Boston Gang Wars- Waterfront Murders – Paul Affanato

PAUL AFFANATO, 50                                                                                                                                                                                              June 8, 1958

A little less than six months after Sullivan’s murder on June 8, 1958, , 50, was found murdered in a fourth-floor apartment at 52 Columbia Road. Dorchester, where he had lived for two years. Affanato a small-time hoodlum who hung around the bars in the South End had a criminal record dating back thirty years including offenses for gambling and “wife beating.” Affanato, like Sullivan was a former boxer. Unlike Sullivan, his record showed he was connected to illegal narcotics.

The South End had some real seedy places at this time. It jutted up against Boston’s Combat Zone.  It was surrounded by South Boston, Roxbury and the Fenway area. Back in the fifties much of it was in disrepair. The South End had the elevated train running through it that cast its shadow on Washington Street and made the many bars underneath it look too dreary to think of even entering. It would change drastically over the years but back then it was a run-down place with many boarded-up houses.

I was familiar with the South End having attended my first two years of high school there. Prior to that, I spent several years as an altar bo

y at the South End Jesuit Church, perhaps the nicest Catholic Church in Boston, the Immaculate Conception. It had a magnificent upstairs where celebratory masses were held; and more modest downstairs with a main altar and other alters off to each side. Brother Earhart would give us twenty-five cents for assisting the priests at mass in the morning before we headed off to school.

The dreariest part of serving as an altar boy was assisting during a funeral mass downstairs for one of the many homeless people. Few other people would attend the service. The mass would move quickly. The pine casket carried out as quickly as it came in. The death of Paul Affanato made me recall these quick, sparsely attended services because I could find little information about him or his death.
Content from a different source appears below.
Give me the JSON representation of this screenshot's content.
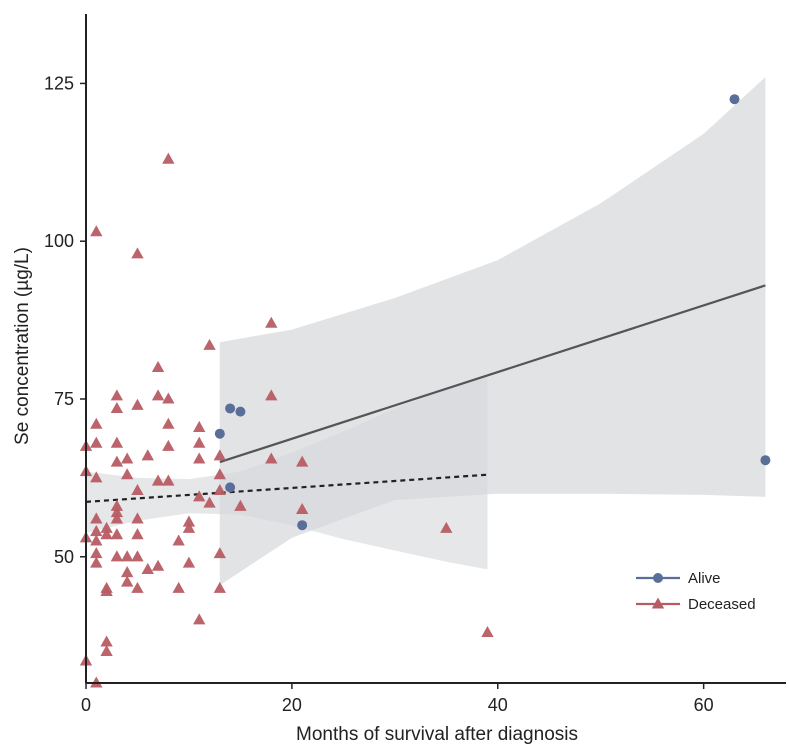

A few months prior to his death on January 7, 1958, the Boston police received an anonymous letter which sent them to Affanato’s apartment. The letter accused him of dealing in narcotics. His apartment was searched, no narcotics were found but a bank book showing $16,000 (2022 equivalent $143,000) in deposits was discovered along with keys that appeared to belong to safe deposit boxes. He was arrested but quickly released. That was a lot of money for a guy with a criminal record living in a back apartment in a four-story multi-family brick building on Colombia Road in Dorchester. It points to the illegal drug dealing.

When his body was discovered, he had been bound at his ankles with a necktie and gagged with a heavy towel knotted over his mouth. He had gunshot flesh wound on his belly. It was reported he had “been tortured with a knife before being shot by a .32 caliber bullet in the left temple” at close quarters.  He had $14,000 (2022 equivalent $124,000) in his bank account at the time of his murder. The police surmised that the culprits who did this were looking for some information that Affanato possessed. I would suggest the information was related to the money or drugs which he was holding.

What give the drug supposition some support is Affanato was reported to be connected to Johnny Earle and John “Fats” Buccelli in the South End. He and Buccelli hung out at the same South End spots.  The talk on the street had Buccelli leaving a large sum of money for safekeeping with a friend while he was doing his two-year sentence at Deer Island after being convicted for possession of the Brink’s money. He was released on May 19, 1958. It was rumored that he was running into trouble collecting it.

We will never know but Affanato could very well have been holding both money and drugs for Buccelli. Perhaps Buccelli approached him and wanted them back. Affanato may have balked at the request. The unmistakable thread running through these murders was Buccelli, illegal narcotics, and the waterfront. We do know that twenty days after Buccelli was released from prison, Affanato was murdered; and a month after his release, eleven days after Affanato’s murder, Buccelli himself was murdered.